[comp.unix.ultrix] Machines locking up - NFS related

devin@samwise.Colorado.EDU (Yampalimardilor) (09/18/90)

Our DECstations running Ultrix 4.0 have a problem - if an NFS server
goes down, and one of its disks is mounted, the machine locks up.
Especially if no-one is logged in - Xprompter goes away.
Is there some way to tell mount that if an NFS server goes down, just
don't access that disk?  (note:  the bg option in /etc/fstab doesn't
seem to help - only when initially mounting the disk)

Thanks.
		-Devin

***********************************************************************
* Yampalimardilor          *     a.k.a Devin Hooker (RP90) DoD # 0034 *
* Mage School, Glantri     *           University of Colorado-Boulder *
* (Master of Movement)     *           (Undergrad Student)            *
***********************************************************************

bachesta@bcstec.UUCP (Jim Bachesta) (10/04/90)
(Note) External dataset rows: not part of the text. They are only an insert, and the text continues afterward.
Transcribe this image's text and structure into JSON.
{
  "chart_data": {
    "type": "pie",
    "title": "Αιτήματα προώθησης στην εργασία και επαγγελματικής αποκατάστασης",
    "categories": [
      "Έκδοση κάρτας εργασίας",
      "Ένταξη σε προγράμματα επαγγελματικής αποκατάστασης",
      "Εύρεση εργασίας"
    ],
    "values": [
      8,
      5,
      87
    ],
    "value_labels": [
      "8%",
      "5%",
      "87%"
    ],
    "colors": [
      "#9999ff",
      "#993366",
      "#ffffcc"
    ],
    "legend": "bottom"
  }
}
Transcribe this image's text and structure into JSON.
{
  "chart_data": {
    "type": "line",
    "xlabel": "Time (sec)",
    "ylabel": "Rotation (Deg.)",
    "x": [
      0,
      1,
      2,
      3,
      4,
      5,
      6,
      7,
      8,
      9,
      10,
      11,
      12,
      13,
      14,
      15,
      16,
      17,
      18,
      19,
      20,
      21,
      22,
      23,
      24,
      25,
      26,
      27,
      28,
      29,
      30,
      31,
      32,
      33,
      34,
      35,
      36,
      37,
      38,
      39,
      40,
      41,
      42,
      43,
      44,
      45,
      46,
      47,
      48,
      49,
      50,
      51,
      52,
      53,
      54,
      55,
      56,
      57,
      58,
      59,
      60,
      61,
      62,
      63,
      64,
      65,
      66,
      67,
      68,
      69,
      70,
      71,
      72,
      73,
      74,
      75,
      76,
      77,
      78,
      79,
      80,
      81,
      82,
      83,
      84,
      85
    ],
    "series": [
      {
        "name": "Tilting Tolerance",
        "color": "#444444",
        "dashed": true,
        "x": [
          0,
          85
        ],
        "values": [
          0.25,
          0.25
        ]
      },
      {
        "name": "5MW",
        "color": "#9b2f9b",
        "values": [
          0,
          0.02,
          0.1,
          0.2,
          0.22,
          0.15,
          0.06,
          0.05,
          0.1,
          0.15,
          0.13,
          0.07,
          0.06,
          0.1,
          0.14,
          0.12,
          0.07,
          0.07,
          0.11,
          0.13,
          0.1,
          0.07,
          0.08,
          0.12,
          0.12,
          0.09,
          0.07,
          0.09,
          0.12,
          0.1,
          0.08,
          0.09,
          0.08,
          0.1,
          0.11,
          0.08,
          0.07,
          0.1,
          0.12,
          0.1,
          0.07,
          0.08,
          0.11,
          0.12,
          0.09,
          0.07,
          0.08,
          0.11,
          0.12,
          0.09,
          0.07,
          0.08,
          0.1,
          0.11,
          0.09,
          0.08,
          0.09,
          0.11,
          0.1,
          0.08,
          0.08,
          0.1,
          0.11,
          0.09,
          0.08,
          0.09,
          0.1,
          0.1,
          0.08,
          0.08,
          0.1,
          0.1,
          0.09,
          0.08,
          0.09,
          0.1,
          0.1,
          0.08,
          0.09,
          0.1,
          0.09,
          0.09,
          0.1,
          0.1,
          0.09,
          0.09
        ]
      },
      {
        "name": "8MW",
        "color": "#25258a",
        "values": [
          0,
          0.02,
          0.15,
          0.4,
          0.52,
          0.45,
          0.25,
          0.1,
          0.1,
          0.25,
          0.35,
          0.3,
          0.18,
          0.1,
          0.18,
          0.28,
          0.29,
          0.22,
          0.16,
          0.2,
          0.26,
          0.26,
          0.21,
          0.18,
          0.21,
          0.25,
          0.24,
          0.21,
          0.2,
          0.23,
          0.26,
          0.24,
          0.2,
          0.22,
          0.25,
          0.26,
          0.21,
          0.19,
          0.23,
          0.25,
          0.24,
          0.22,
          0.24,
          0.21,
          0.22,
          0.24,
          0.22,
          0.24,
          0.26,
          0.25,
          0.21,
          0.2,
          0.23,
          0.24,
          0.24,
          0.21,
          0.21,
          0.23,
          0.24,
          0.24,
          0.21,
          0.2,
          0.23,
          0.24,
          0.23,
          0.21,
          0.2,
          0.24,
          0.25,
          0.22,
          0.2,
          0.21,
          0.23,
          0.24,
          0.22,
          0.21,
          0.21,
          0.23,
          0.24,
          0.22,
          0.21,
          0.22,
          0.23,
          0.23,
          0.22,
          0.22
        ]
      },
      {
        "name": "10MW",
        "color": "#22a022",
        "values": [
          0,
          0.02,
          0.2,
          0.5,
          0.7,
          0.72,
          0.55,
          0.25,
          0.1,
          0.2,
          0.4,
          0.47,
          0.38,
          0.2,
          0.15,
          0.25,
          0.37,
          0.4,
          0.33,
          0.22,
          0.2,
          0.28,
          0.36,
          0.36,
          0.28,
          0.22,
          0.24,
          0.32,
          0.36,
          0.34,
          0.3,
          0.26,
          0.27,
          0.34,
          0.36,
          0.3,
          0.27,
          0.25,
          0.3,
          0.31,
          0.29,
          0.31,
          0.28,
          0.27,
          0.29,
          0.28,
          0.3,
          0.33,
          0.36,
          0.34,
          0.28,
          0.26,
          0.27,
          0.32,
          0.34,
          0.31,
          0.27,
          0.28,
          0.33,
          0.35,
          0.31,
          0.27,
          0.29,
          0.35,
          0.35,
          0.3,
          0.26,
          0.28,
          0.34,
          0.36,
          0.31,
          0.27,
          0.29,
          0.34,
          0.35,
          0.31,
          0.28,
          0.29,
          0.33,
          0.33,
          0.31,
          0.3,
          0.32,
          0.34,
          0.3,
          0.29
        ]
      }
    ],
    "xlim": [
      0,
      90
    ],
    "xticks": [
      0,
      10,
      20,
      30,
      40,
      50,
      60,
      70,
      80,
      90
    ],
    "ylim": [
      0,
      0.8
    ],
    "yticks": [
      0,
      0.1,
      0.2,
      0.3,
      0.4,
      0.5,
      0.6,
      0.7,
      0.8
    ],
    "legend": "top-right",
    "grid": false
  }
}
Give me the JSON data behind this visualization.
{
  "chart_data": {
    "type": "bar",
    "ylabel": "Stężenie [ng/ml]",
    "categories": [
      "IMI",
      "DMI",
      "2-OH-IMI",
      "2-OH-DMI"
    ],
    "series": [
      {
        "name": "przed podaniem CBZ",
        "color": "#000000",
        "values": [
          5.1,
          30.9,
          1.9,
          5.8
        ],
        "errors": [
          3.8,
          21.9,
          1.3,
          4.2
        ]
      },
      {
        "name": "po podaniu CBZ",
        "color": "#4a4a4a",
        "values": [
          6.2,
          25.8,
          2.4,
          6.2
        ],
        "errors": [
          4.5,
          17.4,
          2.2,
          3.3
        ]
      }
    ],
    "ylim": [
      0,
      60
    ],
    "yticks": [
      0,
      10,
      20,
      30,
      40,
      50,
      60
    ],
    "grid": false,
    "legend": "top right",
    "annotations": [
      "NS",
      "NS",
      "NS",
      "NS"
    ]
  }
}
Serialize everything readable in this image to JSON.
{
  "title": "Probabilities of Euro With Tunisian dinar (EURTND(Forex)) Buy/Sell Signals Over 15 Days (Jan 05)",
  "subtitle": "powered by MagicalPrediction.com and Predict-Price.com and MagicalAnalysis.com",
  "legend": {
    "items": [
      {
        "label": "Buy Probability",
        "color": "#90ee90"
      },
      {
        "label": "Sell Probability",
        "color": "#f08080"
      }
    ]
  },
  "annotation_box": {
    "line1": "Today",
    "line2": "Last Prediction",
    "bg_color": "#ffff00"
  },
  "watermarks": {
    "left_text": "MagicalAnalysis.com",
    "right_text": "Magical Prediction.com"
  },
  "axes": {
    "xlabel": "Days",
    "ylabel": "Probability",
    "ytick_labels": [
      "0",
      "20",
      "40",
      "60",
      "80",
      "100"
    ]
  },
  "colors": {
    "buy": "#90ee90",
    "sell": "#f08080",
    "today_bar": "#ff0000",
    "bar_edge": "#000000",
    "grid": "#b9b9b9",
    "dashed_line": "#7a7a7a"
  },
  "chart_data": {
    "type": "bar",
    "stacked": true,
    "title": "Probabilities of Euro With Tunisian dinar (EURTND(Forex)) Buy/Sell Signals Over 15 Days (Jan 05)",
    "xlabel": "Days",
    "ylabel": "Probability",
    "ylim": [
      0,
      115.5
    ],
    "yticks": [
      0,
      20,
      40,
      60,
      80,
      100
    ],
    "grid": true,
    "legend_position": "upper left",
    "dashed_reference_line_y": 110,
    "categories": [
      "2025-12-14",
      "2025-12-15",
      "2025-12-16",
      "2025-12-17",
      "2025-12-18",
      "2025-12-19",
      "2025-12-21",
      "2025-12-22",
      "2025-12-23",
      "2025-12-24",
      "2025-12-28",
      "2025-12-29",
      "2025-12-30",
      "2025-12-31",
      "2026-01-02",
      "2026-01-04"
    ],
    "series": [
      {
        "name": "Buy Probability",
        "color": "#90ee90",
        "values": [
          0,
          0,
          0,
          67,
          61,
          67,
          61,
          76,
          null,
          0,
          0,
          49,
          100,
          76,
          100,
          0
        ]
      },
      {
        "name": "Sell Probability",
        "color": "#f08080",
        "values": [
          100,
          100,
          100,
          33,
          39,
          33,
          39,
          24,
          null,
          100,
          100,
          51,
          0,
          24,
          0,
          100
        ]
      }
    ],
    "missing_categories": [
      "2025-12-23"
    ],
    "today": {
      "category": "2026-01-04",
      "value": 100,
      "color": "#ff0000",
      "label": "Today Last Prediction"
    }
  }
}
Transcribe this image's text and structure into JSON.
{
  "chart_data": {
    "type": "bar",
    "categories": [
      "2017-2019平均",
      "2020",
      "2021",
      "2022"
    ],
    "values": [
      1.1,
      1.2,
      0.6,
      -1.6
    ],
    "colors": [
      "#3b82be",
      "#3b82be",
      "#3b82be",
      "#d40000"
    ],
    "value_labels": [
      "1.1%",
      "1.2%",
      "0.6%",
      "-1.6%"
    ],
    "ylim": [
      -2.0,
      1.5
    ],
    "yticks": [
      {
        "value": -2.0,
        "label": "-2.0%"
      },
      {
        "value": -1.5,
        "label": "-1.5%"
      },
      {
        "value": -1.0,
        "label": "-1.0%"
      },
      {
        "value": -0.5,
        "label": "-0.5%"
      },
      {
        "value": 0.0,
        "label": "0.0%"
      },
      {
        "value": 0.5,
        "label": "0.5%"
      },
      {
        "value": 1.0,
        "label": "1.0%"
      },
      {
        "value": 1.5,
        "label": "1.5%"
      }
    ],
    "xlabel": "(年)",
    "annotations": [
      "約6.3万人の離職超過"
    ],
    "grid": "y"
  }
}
 I currently manage a computer site with a VAX 6000-440 running Ultrix
4.0 and a VAX 8800 running Ultrix 3.1. We have recently upgraded to
the VAX6000-440 running 4.0. We have observed four instances where both
system locked up. We are currently running NFS mounts between the two
VAXes. At the time of the lock up all users who were logged in could not
get any response. Any new users trying to log in never got a login
prompt. Our only recourse was to crash the system and reboot. We also
have both system connected to an HSC-70. The HSC console gave the
following messages:

	HOST-W Node 2 (trident) Path A has gone from good to bad.
	HOST-W Node 4 (terra) Path A has gone from good to bad.
	HOST-W VC closed with node 2 (   ) due to START received.
	HOST-W VC closed with node 4 (   ) due to START received.

	HOST-I VC open with node 2 (  ).
	HOST-I VC open with node 4 (  ).

This sequence would repeat at about 20 min intervals. The system 
errlog at /usr/adm/syserr did not log any errors during this time.
All system statistics we gather via cron (i.e. iostat, vmstat etc)
didn't show anything unusual. 

We called DEC and there isn't any record of other sites having this
problem. 

Has any one else seen this, or does anybody have an idea what may be 
causing this.

We suspect the following:

	o NFS incompatiblity between 4.0 and 3.1

	o HSC hardware problem, although we have had this HSC -70 for
	  about a year without any problems. This problem surfaced after
	  the upgrade. In addition we had one occurance of a lockup on
	  one system while the other stayed up.

Any help or comments would be greatly appreciated.


					James Bachesta
					System Manager
					Boeing P3 Update IV Project.
					bachesta@trident.boeing.com